Es besteht Reformbedarf beim Umwandlungssatz. Und es geht sicher nicht darum, ihn anzuheben. Am Schluss muss das Gesamtpaket der Leistungen stimmen. Die Leute müssen darauf vertrauen können, dass sie im Alter die versprochene Altersvorsorge erhalten.

Mischen Sie sich eigentlich auch in die Dossiers anderer Bundesräte ein?
Das ist meine Pflicht! Ich investiere viel Zeit und Energie in die Bundesratsgeschäfte. Das ist wichtig für das Funktionieren unserer Kollegialbehörde. Es macht mir grosse Freude, mit meinen Bundesratskollegen zusammenzuarbeiten.

Wie ist die Stimmung im Bundesrat?
Sie ist gut, ich verstehe mich gut mit meinen Kollegen. Ich war bei meinem Start sehr beeindruckt von der Offenheit und Qualität der Debatte.

Obwohl die Sitzung sehr formalisiert ist.
Die Sitzungen sind nicht so formalisiert, wie man glaubt. Die Diskussionen verlaufen viel offener. Es sind Arbeitssitzungen: Nicht das Protokoll dominiert, sondern die Suche nach Lösungen.

Mit wem verstehen Sie sich eigentlich am besten?
Einige Bundesratsmitglieder kenne ich schon länger, ich habe mit manchen schon als Parlamentarier zusammengearbeitet ...

Zum Beispiel mit Didier Burkhalter. Geben Sie ihm Ratschläge in der Aussenpolitik?
Er hat keine Ratschläge nötig. Wenn ich ihm etwas zu sagen habe, tue ich es -- und er macht dies umgekehrt auch.

Was haben Sie als Bundesrat unterschätzt?
Bundesrat werden ist wie Vater werden. Man weiss in etwa, was auf einen zukommt, aber in der Realität ist es dann doch ganz anders. Es bedeutet auch viel Arbeit, ich bin an einem «normalen» Tag um 7.30 Uhr im Büro und um 20 Uhr zu Hause. Dazu kommt viel Arbeit ausserhalb des Büros.

Kommt Ihre Familie nicht zu kurz?
Es ist eine Frage der Organisation. Ich nehme mir Zeitfenster heraus, die ich für meine Frau und meine Kinder reserviert habe.

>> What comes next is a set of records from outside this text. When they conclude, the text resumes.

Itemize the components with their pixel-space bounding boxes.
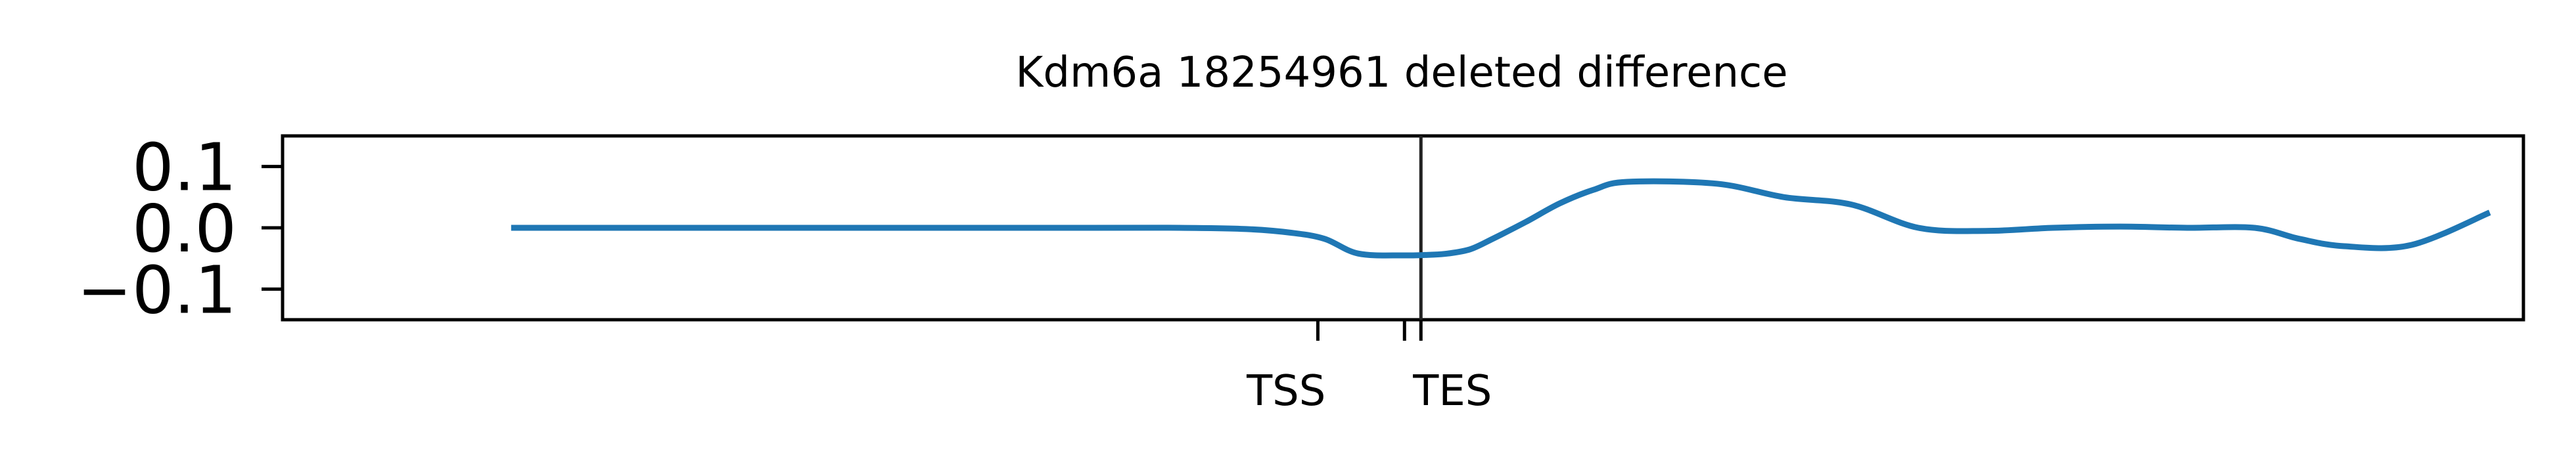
y-tick-label: −0.1 xyxy=(77,251,237,328)
x-tick-label: TSS xyxy=(1246,367,1325,416)
x-tick-label: TES xyxy=(1412,367,1492,416)
chart-marks: 0.10.0−0.1 TSS TES xyxy=(77,129,2491,416)
y-tick-label: 0.0 xyxy=(132,190,237,267)
series-line xyxy=(511,178,2491,259)
chart-title: Kdm6a 18254961 deleted difference xyxy=(1015,49,1787,97)
y-tick-label: 0.1 xyxy=(132,129,237,206)
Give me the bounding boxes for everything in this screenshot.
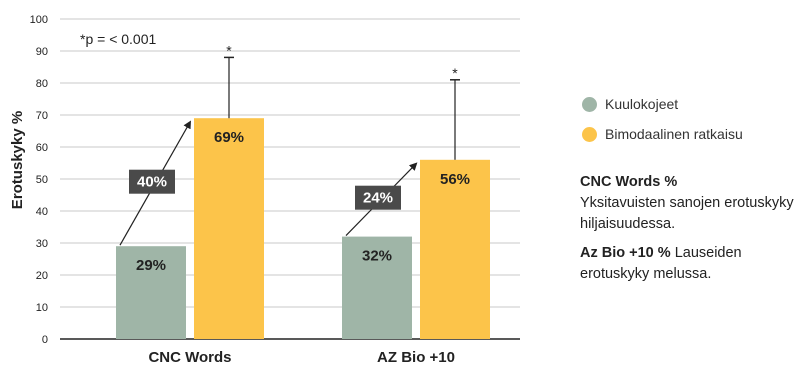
y-axis-label: Erotuskyky % [9, 111, 26, 209]
y-tick-label: 50 [36, 174, 48, 186]
bar-kuulokojeet [342, 236, 412, 339]
az-description-title: Az Bio +10 % [580, 245, 671, 261]
bar-value-label: 69% [214, 129, 244, 146]
x-category-label: AZ Bio +10 [377, 349, 455, 365]
bar-bimodaalinen [194, 118, 264, 339]
bar-value-label: 29% [136, 257, 166, 274]
y-tick-label: 60 [36, 142, 48, 154]
legend-label: Kuulokojeet [605, 96, 679, 112]
x-category-label: CNC Words [148, 349, 231, 365]
legend: Kuulokojeet Bimodaalinen ratkaisu [582, 93, 802, 153]
bar-bimodaalinen [420, 159, 490, 339]
y-tick-label: 90 [36, 46, 48, 58]
y-tick-label: 40 [36, 206, 48, 218]
significance-note: *p = < 0.001 [80, 31, 157, 47]
cnc-description: CNC Words % Yksitavuisten sanojen erotus… [580, 172, 802, 235]
y-tick-label: 70 [36, 110, 48, 122]
y-tick-label: 100 [30, 14, 48, 26]
bar-value-label: 32% [362, 248, 392, 265]
y-axis-ticks: 0 10 20 30 40 50 60 70 80 90 100 [30, 14, 48, 346]
y-tick-label: 20 [36, 270, 48, 282]
legend-item-kuulokojeet: Kuulokojeet [582, 93, 802, 115]
significance-star: * [226, 42, 232, 58]
cnc-description-title: CNC Words % [580, 174, 678, 190]
cnc-description-text: Yksitavuisten sanojen erotuskyky hiljais… [580, 195, 794, 232]
y-tick-label: 10 [36, 302, 48, 314]
improvement-box [355, 185, 401, 210]
legend-swatch-bimodaalinen [582, 126, 597, 142]
bar-chart: 0 10 20 30 40 50 60 70 80 90 100 CNC Words 29% 69% * 4… [9, 14, 520, 365]
improvement-box [129, 169, 175, 194]
improvement-arrows [119, 56, 460, 246]
y-tick-label: 30 [36, 238, 48, 250]
y-tick-label: 0 [42, 334, 48, 346]
legend-item-bimodaalinen: Bimodaalinen ratkaisu [582, 123, 802, 145]
bar-value-label: 56% [440, 171, 470, 188]
y-tick-label: 80 [36, 78, 48, 90]
improvement-label: 40% [137, 174, 167, 191]
improvement-label: 24% [363, 190, 393, 207]
data-labels: CNC Words 29% 69% * 40% AZ Bio +10 32% 56% * 24% [136, 42, 470, 365]
legend-label: Bimodaalinen ratkaisu [605, 126, 743, 142]
significance-star: * [452, 65, 458, 81]
az-description-text: Lauseiden erotuskyky melussa. [580, 245, 742, 282]
bars [116, 118, 490, 339]
bar-kuulokojeet [116, 246, 186, 339]
description-panel: CNC Words % Yksitavuisten sanojen erotus… [580, 172, 802, 293]
legend-swatch-kuulokojeet [582, 96, 597, 112]
az-description: Az Bio +10 % Lauseiden erotuskyky meluss… [580, 243, 802, 285]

Alain Berset (40) hat eine steile Politkarriere gemacht: Mit 36 Jahren wurde der Freiburger zum Ständeratspräsidenten gewählt, mit 39 zum Bundesrat. Seit Anfang Jahr leitet der Sozialdemokrat das Innendepartement – und er zeigt sich bereit, die notwendigen Reformen in der Gesundheits- und Sozialpolitik anzupacken. Wenn er reüssieren will, braucht er die Unterstützung von SP-Chef Christian Levrat, seines ehemaligen politischen Weggefährten. Denn gesundheits- und sozialpolitische Reformen sind in den vergangenen Jahren in der Regel am Widerstand von links gescheitert. Berset ist verheiratet, hat drei Kinder – Antoine (8), Achille (6) und Apolline (4) – und wohnt in Belfaux FR.